My hope is that AI and all of these advances can really solve some of the biggest challenges of our time—from medicine to climate. I always say to my friends and colleagues that taking care of elderly parents is as satisfying as seeing our children grow up. I lost my parents to a rare disease, my father to cancer, but we can have solutions for that.
I know we’ve talked a lot about RMF, but what else are you working on now that the framework is out? Is there anything new coming from your office?
One of the things that we’re spending a lot of our time on and we are very excited about is evaluations of AI systems. We’re building an evaluation program on understanding AI risks and impacts, both looking at technical robustness, but also society and robustness and what it will look like. On the operationalization of AI RMF, we’re helping organizations and entities build profiles and actually start using risk management in different domains.
Another initiative that we launched in June was developing a cross-sector profile of AI RMF for managing the risk of generative AI systems. AI RMF came out in January, and then ChatGPT 3.5 in November and ChatGPT 4 in February. The first question that we got is whether the AI RMF is applicable to ChatGPT and generative AI—and the answer is yes. So we launched a generative AI public working group to develop specific guidance for managing the risk of generative AI systems. What we’re tackling now is guidance on how to basically do the verification and validation of the model prerelease. So a lot of talking about red-teaming, trying to bring some scientific and technical rigor and vigor to that. [Red-teaming is a process of testing AI to find the inaccuracies and biases within it].
Another area is guidance for digital content provenance. So when you see a piece of content, image, text, how do you know if it’s generated by AI or not? Two other activities within the generative AI public working group is the governance—we believe that governance is really, really important. Every risk management starts with governance and ends with governance. And then incident disclosure—having a set of inventory of the incidents and vulnerabilities that can help with expanding the knowledge of AI, vulnerabilities and incidents for the research and developer community.

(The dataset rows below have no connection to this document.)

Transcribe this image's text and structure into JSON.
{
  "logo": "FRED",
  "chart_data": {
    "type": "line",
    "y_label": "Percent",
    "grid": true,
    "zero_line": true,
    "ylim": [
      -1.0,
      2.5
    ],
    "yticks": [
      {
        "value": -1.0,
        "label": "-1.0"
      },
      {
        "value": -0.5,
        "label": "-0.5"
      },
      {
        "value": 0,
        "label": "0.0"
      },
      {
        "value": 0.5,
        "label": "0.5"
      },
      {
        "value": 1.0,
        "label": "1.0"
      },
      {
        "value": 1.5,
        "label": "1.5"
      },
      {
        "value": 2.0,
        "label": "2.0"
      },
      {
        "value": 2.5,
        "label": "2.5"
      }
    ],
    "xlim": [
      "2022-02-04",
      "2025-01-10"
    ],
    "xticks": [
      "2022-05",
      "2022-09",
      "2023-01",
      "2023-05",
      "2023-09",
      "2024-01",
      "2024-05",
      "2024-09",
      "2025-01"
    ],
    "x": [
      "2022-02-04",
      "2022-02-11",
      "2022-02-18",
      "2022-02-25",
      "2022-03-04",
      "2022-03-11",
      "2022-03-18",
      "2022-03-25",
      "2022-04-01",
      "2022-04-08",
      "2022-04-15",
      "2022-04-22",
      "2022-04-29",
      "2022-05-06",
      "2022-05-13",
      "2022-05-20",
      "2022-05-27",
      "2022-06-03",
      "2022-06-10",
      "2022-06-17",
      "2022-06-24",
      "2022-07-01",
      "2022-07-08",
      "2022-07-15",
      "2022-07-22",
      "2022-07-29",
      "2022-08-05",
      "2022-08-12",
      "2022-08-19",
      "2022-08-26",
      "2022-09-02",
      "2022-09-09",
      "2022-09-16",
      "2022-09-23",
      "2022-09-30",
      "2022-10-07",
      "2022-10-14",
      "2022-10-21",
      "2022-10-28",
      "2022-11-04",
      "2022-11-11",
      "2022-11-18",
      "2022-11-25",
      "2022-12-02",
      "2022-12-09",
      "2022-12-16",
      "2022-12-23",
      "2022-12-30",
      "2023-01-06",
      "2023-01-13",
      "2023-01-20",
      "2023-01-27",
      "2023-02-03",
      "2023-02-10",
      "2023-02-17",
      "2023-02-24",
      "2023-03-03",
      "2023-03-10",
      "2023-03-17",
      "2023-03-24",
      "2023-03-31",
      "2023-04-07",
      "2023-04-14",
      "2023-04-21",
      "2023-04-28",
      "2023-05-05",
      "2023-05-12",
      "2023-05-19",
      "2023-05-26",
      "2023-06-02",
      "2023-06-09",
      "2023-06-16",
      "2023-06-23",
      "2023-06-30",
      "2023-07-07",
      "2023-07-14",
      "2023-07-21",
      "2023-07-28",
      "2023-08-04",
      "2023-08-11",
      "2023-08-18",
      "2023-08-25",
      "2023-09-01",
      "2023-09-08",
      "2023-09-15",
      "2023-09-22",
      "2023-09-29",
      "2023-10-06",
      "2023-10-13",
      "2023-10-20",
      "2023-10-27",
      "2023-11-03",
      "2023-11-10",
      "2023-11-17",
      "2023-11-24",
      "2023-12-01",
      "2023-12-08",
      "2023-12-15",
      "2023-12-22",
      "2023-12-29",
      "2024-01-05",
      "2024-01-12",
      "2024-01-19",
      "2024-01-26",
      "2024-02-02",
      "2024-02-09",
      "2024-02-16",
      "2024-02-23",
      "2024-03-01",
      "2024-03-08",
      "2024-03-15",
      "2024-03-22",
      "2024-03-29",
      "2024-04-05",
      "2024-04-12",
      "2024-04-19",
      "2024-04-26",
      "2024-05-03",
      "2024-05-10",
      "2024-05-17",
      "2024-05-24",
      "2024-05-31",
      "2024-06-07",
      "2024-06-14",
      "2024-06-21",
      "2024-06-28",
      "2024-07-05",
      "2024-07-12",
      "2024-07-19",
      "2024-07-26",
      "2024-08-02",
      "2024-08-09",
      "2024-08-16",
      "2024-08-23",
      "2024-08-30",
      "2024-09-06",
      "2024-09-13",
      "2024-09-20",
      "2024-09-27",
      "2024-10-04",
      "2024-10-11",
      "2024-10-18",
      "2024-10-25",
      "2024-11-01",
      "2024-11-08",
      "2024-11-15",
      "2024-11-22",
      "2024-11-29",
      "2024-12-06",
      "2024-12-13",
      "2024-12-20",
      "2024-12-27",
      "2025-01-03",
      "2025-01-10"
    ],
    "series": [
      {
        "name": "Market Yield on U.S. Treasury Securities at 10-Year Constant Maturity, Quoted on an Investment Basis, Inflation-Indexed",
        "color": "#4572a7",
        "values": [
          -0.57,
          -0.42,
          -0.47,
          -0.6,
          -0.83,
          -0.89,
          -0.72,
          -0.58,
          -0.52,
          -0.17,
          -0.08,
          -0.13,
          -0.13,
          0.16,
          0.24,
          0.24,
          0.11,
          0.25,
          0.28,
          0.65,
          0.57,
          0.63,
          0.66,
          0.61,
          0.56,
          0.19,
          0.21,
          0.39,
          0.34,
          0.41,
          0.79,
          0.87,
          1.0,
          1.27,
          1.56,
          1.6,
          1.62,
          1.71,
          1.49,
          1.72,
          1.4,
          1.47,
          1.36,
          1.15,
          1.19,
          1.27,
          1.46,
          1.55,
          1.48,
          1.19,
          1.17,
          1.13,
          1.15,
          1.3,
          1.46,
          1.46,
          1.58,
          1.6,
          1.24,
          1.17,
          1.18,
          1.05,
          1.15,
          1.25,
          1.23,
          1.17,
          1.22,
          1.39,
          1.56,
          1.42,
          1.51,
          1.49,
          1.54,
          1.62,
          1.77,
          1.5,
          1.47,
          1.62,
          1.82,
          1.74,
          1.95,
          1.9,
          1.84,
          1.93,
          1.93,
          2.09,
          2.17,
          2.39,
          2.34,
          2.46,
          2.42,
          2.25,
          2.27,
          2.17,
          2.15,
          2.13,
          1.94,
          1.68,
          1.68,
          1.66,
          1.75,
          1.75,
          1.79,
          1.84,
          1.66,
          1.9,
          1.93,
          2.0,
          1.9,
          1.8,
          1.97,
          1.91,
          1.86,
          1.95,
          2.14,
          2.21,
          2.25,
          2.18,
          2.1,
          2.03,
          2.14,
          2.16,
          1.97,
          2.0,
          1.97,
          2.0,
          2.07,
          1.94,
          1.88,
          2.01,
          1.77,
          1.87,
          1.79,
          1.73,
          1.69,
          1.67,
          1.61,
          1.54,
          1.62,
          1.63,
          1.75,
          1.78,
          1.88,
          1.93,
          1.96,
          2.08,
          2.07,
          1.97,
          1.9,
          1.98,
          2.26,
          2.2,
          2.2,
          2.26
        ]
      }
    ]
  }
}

Science and technology, including AI, is traditionally dominated by men. I’m curious what you’d say to young people and women in particular who want to go into this type of work like you?
My whole schooling—college, graduate school—I was one of the few girls in the class. What do I tell them? I tell them that the sky is not even the limit. It’s just the starting point. So dream big, go for what you want. I grew up in Iran, as I told you, a very strange time and strange place to grow up and be a girl interested in math and science. My father always told us that as long as you work the hardest and maintain your integrity, nothing is impossible.